Years ago, my then seven-year-old daughter spent an afternoon in the office. “All you do is talk to your friends and laugh,” she reproached me. I didn’t deny it. Dan loved what he did, and so did the rest of us. When you work for someone who understands everything you do—and that was true for those in production, circulation and sales as well as art and edit—and whose only agenda is figuring out, as collaboratively as possible, how things can be done in the very best way, egos and politics have a way of disappearing.

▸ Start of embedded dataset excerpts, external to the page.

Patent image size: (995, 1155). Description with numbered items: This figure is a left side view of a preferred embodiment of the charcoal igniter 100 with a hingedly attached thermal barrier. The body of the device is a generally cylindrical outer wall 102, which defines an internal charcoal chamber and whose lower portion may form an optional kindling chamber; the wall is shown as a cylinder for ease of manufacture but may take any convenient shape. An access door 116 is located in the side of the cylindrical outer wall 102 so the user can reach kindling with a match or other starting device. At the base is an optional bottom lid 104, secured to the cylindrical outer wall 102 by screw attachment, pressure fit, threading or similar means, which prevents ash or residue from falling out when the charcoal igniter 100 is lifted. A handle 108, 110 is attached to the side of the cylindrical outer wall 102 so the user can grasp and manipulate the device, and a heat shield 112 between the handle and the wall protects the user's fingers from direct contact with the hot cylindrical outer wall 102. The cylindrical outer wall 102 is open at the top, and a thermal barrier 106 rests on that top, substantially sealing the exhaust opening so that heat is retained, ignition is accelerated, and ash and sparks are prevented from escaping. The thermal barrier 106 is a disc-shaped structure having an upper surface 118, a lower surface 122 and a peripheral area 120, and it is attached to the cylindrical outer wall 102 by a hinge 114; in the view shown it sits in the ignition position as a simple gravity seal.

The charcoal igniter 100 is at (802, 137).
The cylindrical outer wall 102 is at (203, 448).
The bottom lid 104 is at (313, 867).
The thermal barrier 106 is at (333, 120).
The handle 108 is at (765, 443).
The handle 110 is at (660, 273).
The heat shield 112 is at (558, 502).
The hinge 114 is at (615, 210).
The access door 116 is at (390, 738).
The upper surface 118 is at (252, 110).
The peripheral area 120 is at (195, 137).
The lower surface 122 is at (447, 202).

Once we did a story on a handwriting expert whose analyses were often used in court and by major employers. He offered to analyze Dan’s and my handwriting, and he called me the minute he got our samples. Clearly, it was not my handwriting that had seized his interest. “This is catastrophic handwriting!” he enthused about Dan’s famously unreadable script. “It veers from left to right with variable slants—this is a sharp, creative thinker who is always changing how to do things. And he has so much determination he’d have to be on his deathbed before you could stop him. An office can only take one of these extraordinary personalities.” But if he were an employer, the analyst declared, “I’d definitely hire him—this is a very interesting person.”

The ensuing years would prove how right he was. Dan was always introducing new products, new ad sections, new magazines and new ways of thinking about just about everything. As soon as we had one approach mastered, he’d suddenly ask, “But why can’t we do this instead?” After a fevered defense of the status quo, I’d usually realize he was right.

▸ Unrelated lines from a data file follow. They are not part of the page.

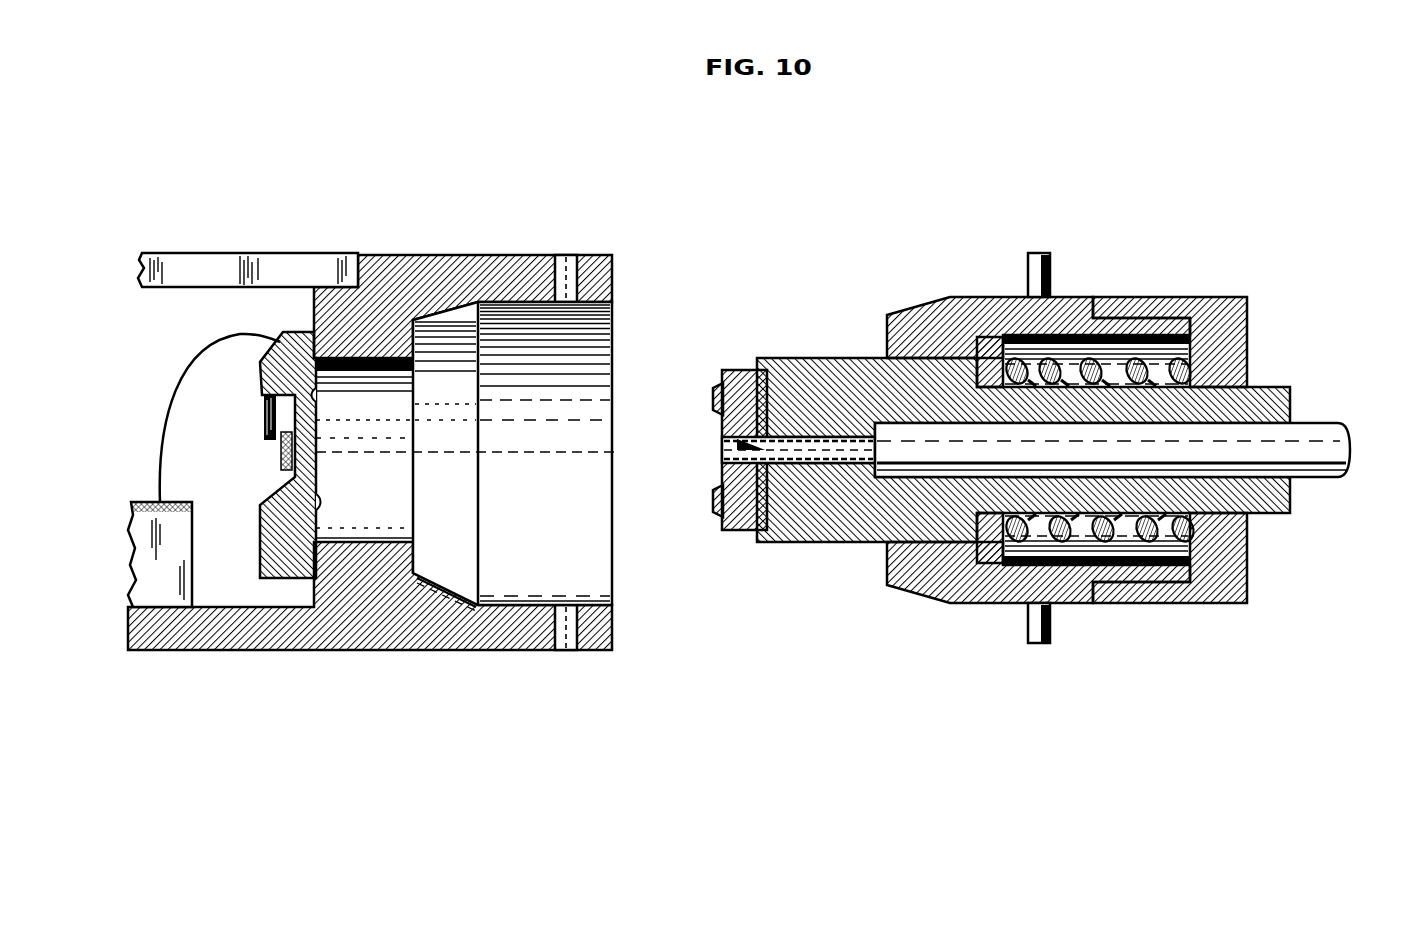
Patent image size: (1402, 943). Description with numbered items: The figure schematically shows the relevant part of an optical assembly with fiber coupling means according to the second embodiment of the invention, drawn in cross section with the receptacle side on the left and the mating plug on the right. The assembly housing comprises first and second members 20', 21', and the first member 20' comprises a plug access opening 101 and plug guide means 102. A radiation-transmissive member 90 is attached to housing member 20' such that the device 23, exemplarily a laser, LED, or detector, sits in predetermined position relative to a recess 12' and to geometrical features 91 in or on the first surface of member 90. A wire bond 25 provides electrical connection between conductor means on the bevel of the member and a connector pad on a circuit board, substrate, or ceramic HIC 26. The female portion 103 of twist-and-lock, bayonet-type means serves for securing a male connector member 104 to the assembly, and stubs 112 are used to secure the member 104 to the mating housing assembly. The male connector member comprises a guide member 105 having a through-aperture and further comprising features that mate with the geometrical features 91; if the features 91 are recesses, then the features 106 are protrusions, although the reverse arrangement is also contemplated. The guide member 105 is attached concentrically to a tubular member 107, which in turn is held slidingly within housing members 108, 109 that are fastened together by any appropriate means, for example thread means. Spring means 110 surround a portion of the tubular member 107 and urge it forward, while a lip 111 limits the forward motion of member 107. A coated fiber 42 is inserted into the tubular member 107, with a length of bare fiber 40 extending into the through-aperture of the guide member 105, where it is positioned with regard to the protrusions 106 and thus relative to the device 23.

The first housing member 20' is at (370, 483).
The second housing member 21' is at (248, 241).
The wire bond 25 is at (157, 432).
The ceramic HIC 26 is at (148, 558).
The recess 12' is at (239, 417).
The device 23 is at (270, 458).
The radiation-transmissive member 90 is at (278, 548).
The geometrical features 91 is at (315, 397).
The plug access opening 101 is at (412, 374).
The plug guide means 102 is at (455, 577).
The female portion of twist-and-lock means 103 is at (561, 252).
The male connector member 104 is at (1014, 461).
The guide member 105 is at (738, 368).
The protrusions 106 is at (718, 392).
The tubular member 107 is at (822, 546).
The housing member 108 is at (918, 590).
The housing member 109 is at (1220, 605).
The spring means 110 is at (1235, 525).
The lip 111 is at (997, 345).
The stubs 112 is at (1050, 270).
The bare fiber 40 is at (740, 452).
The coated fiber 42 is at (1347, 440).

In 1987, Dan changed Clubhouse’s name to Sarasota (I still remember the marketing expert who warned him not to throw away the brand he had so carefully built), and the bold move proved exactly right, establishing us as the city’s magazine in a market that was suddenly crowded with competitors. By then, we had expanded to publishing New Business, the forerunner of today’s Biz941, and magazines for other arts organizations and clients. In 2001, Dan more than doubled the size of our company when he bought Gulfshore Life and its associated publications in Naples; I remember sitting around the proverbial kitchen table—his—as he outlined how the price and time were right to take the risk. Soon he’d expanded again, starting Homebuyer magazines in Tampa, Orlando and Jacksonville.

In 2004, he sold the company to CurtcoMedia, the California-based publishers of such national titles as Robb Report and Showboats International. After the sale, he stayed on as president of the Florida division, continuing to help grow the business.

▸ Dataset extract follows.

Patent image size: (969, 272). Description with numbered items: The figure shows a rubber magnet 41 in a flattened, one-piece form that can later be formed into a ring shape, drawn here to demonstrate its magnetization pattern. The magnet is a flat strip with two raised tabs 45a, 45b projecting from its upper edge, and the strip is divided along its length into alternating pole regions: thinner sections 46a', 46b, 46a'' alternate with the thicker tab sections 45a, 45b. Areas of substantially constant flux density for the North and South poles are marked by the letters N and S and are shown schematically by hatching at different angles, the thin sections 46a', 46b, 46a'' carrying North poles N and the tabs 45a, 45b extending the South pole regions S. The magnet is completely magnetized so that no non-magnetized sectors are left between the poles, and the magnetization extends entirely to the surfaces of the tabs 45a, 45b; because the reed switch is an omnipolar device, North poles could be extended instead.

Dan purchased the Homebuyer publications when he resigned from Curtco. The consummate entrepreneur, he needs another mountain to climb, and by investing in home magazines in this kind of a real estate market, he’s facing Mount Everest itself. Yet no one who knows him doubts that he’ll build another business success.

In truth, a business is only part of what Dan has built. His little Clubhouse grew into a company that’s provided employment and expression for an enormous array of talents, from salespeople to artists and writers. This magazine has become an important resource and champion for our city, helping numerous causes—and businesses—grow along with it. Our reputation extends far beyond our shores—a writer who covers media for The New York Times recently told me Sarasota is one of his top two favorite city magazines in the United States. (Los Angeles is the other.) And many of Dan’s innovations and ideas have been adapted by other magazines around the country.

I’ll miss Dan’s judgment and creative leaps and explosive laughter, but he’s left us in good hands; and if he’s taught us anything, it’s that change is essential to surviving and succeeding. We intend to continue to make our magazines new and vital to you. If we succeed, it will be in large part because he showed us the way.